Een eikel op een bed van mos, het regent maar en tortels in de bomen Zo denken we en peis aan hen die deze dag niet zagen opengaan.
En niet het gewentel hoorden van de aarde om de zon noch zagen van de sterren het bewegen, en peis aan hen die onverstoord hun wegen gaan.
Alsof er ook maar niets was te beleven, geen overgang, geen tinteling van leven, al was het maar geweten, van de eikel op het mos de doffe plof, de schommeling, en van tijd ontdaan hij kiemen zal.
De jaren die je bent in je lijf verankerd, je oude geest nog jong gebleven: God vergeve het: de hand die simpel schrijven durft: in het bos, het regent maar, een eikel op een bed van mos, wat tortels opgevlogen, als alles zo oneindig is, zo vol, zo gul, zo opgetogen er de stilte is.
Hoe groot denkt je, hoe groot is onze eenzaamheid, soms?

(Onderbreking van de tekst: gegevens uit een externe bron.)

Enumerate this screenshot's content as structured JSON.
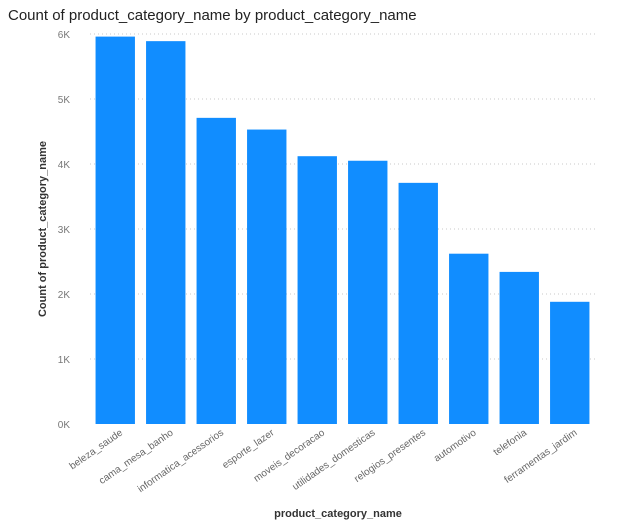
{
  "chart_data": {
    "type": "bar",
    "title": "Count of product_category_name by product_category_name",
    "xlabel": "product_category_name",
    "ylabel": "Count of product_category_name",
    "categories": [
      "beleza_saude",
      "cama_mesa_banho",
      "informatica_acessorios",
      "esporte_lazer",
      "moveis_decoracao",
      "utilidades_domesticas",
      "relogios_presentes",
      "automotivo",
      "telefonia",
      "ferramentas_jardim"
    ],
    "values": [
      5960,
      5890,
      4710,
      4530,
      4120,
      4050,
      3710,
      2620,
      2340,
      1880
    ],
    "ylim": [
      0,
      6000
    ],
    "yticks": [
      0,
      1000,
      2000,
      3000,
      4000,
      5000,
      6000
    ],
    "ytick_labels": [
      "0K",
      "1K",
      "2K",
      "3K",
      "4K",
      "5K",
      "6K"
    ],
    "grid": true,
    "bar_color": "#118DFF"
  }
}
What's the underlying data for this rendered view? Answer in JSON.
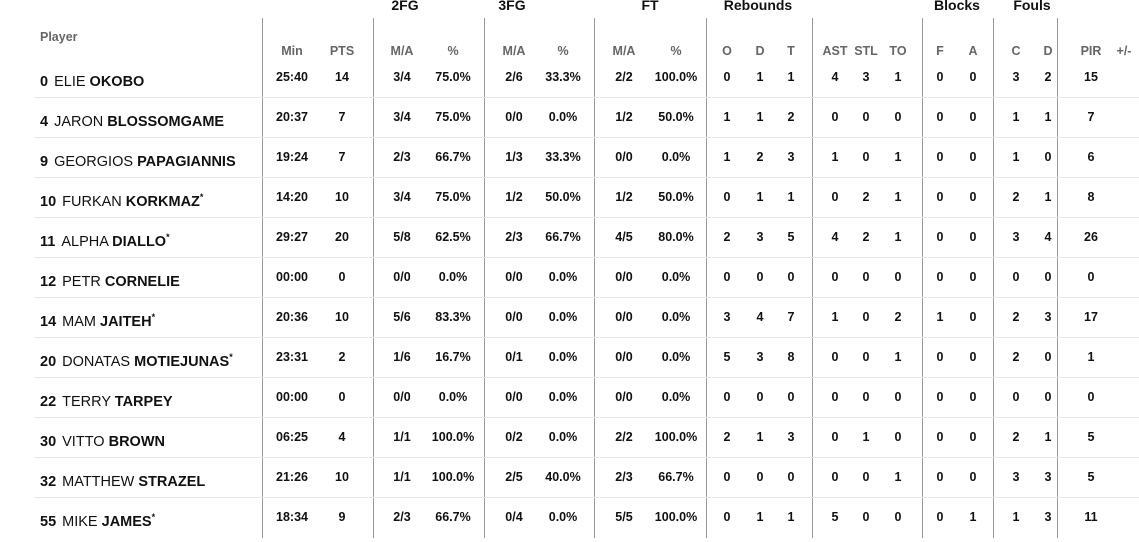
{
  "groups": {
    "fg2": "2FG",
    "fg3": "3FG",
    "ft": "FT",
    "reb": "Rebounds",
    "blk": "Blocks",
    "fouls": "Fouls"
  },
  "headers": {
    "player": "Player",
    "min": "Min",
    "pts": "PTS",
    "ma2": "M/A",
    "p2": "%",
    "ma3": "M/A",
    "p3": "%",
    "maft": "M/A",
    "pft": "%",
    "o": "O",
    "d": "D",
    "t": "T",
    "ast": "AST",
    "stl": "STL",
    "to": "TO",
    "bf": "F",
    "ba": "A",
    "fc": "C",
    "fd": "D",
    "pir": "PIR",
    "pm": "+/-"
  },
  "players": [
    {
      "num": "0",
      "first": "ELIE",
      "last": "OKOBO",
      "star": "",
      "stats": [
        "25:40",
        "14",
        "3/4",
        "75.0%",
        "2/6",
        "33.3%",
        "2/2",
        "100.0%",
        "0",
        "1",
        "1",
        "4",
        "3",
        "1",
        "0",
        "0",
        "3",
        "2",
        "15"
      ]
    },
    {
      "num": "4",
      "first": "JARON",
      "last": "BLOSSOMGAME",
      "star": "",
      "stats": [
        "20:37",
        "7",
        "3/4",
        "75.0%",
        "0/0",
        "0.0%",
        "1/2",
        "50.0%",
        "1",
        "1",
        "2",
        "0",
        "0",
        "0",
        "0",
        "0",
        "1",
        "1",
        "7"
      ]
    },
    {
      "num": "9",
      "first": "GEORGIOS",
      "last": "PAPAGIANNIS",
      "star": "",
      "stats": [
        "19:24",
        "7",
        "2/3",
        "66.7%",
        "1/3",
        "33.3%",
        "0/0",
        "0.0%",
        "1",
        "2",
        "3",
        "1",
        "0",
        "1",
        "0",
        "0",
        "1",
        "0",
        "6"
      ]
    },
    {
      "num": "10",
      "first": "FURKAN",
      "last": "KORKMAZ",
      "star": "*",
      "stats": [
        "14:20",
        "10",
        "3/4",
        "75.0%",
        "1/2",
        "50.0%",
        "1/2",
        "50.0%",
        "0",
        "1",
        "1",
        "0",
        "2",
        "1",
        "0",
        "0",
        "2",
        "1",
        "8"
      ]
    },
    {
      "num": "11",
      "first": "ALPHA",
      "last": "DIALLO",
      "star": "*",
      "stats": [
        "29:27",
        "20",
        "5/8",
        "62.5%",
        "2/3",
        "66.7%",
        "4/5",
        "80.0%",
        "2",
        "3",
        "5",
        "4",
        "2",
        "1",
        "0",
        "0",
        "3",
        "4",
        "26"
      ]
    },
    {
      "num": "12",
      "first": "PETR",
      "last": "CORNELIE",
      "star": "",
      "stats": [
        "00:00",
        "0",
        "0/0",
        "0.0%",
        "0/0",
        "0.0%",
        "0/0",
        "0.0%",
        "0",
        "0",
        "0",
        "0",
        "0",
        "0",
        "0",
        "0",
        "0",
        "0",
        "0"
      ]
    },
    {
      "num": "14",
      "first": "MAM",
      "last": "JAITEH",
      "star": "*",
      "stats": [
        "20:36",
        "10",
        "5/6",
        "83.3%",
        "0/0",
        "0.0%",
        "0/0",
        "0.0%",
        "3",
        "4",
        "7",
        "1",
        "0",
        "2",
        "1",
        "0",
        "2",
        "3",
        "17"
      ]
    },
    {
      "num": "20",
      "first": "DONATAS",
      "last": "MOTIEJUNAS",
      "star": "*",
      "stats": [
        "23:31",
        "2",
        "1/6",
        "16.7%",
        "0/1",
        "0.0%",
        "0/0",
        "0.0%",
        "5",
        "3",
        "8",
        "0",
        "0",
        "1",
        "0",
        "0",
        "2",
        "0",
        "1"
      ]
    },
    {
      "num": "22",
      "first": "TERRY",
      "last": "TARPEY",
      "star": "",
      "stats": [
        "00:00",
        "0",
        "0/0",
        "0.0%",
        "0/0",
        "0.0%",
        "0/0",
        "0.0%",
        "0",
        "0",
        "0",
        "0",
        "0",
        "0",
        "0",
        "0",
        "0",
        "0",
        "0"
      ]
    },
    {
      "num": "30",
      "first": "VITTO",
      "last": "BROWN",
      "star": "",
      "stats": [
        "06:25",
        "4",
        "1/1",
        "100.0%",
        "0/2",
        "0.0%",
        "2/2",
        "100.0%",
        "2",
        "1",
        "3",
        "0",
        "1",
        "0",
        "0",
        "0",
        "2",
        "1",
        "5"
      ]
    },
    {
      "num": "32",
      "first": "MATTHEW",
      "last": "STRAZEL",
      "star": "",
      "stats": [
        "21:26",
        "10",
        "1/1",
        "100.0%",
        "2/5",
        "40.0%",
        "2/3",
        "66.7%",
        "0",
        "0",
        "0",
        "0",
        "0",
        "1",
        "0",
        "0",
        "3",
        "3",
        "5"
      ]
    },
    {
      "num": "55",
      "first": "MIKE",
      "last": "JAMES",
      "star": "*",
      "stats": [
        "18:34",
        "9",
        "2/3",
        "66.7%",
        "0/4",
        "0.0%",
        "5/5",
        "100.0%",
        "0",
        "1",
        "1",
        "5",
        "0",
        "0",
        "0",
        "1",
        "1",
        "3",
        "11"
      ]
    }
  ]
}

Een eikel die valt is geen gedicht waard als hij niet valt op een plaats in goede aarde, waar hij liggen blijft of, meegenomen wordt door een ekster of een eekhoorn en verborgen ergens waar hij vergeten wordt. Waar hij, bezeten door de krachten van de Kosmos, kiemen kan, In alle peis en eenzaamheid en eik zal worden, zoals het gebeurt in de wereld van de eiken; zoals het gebeurt in de wereld van de zaden, wat Saint-John Perse zag als hij schreef:
‘les graines flottantes s’ensevelissent au lieu même de leur atterrissage, il en naîtra des arbres pour l’ébénisterie.
Wat een geschiedenis is van jaren, van eeuwen misschien om, uiteindelijk toch te vergaan als boom of als een of ander meubel. Niets is eeuwig, alleen het wonder van het ontkiemen en het groeien trotseren de tijd.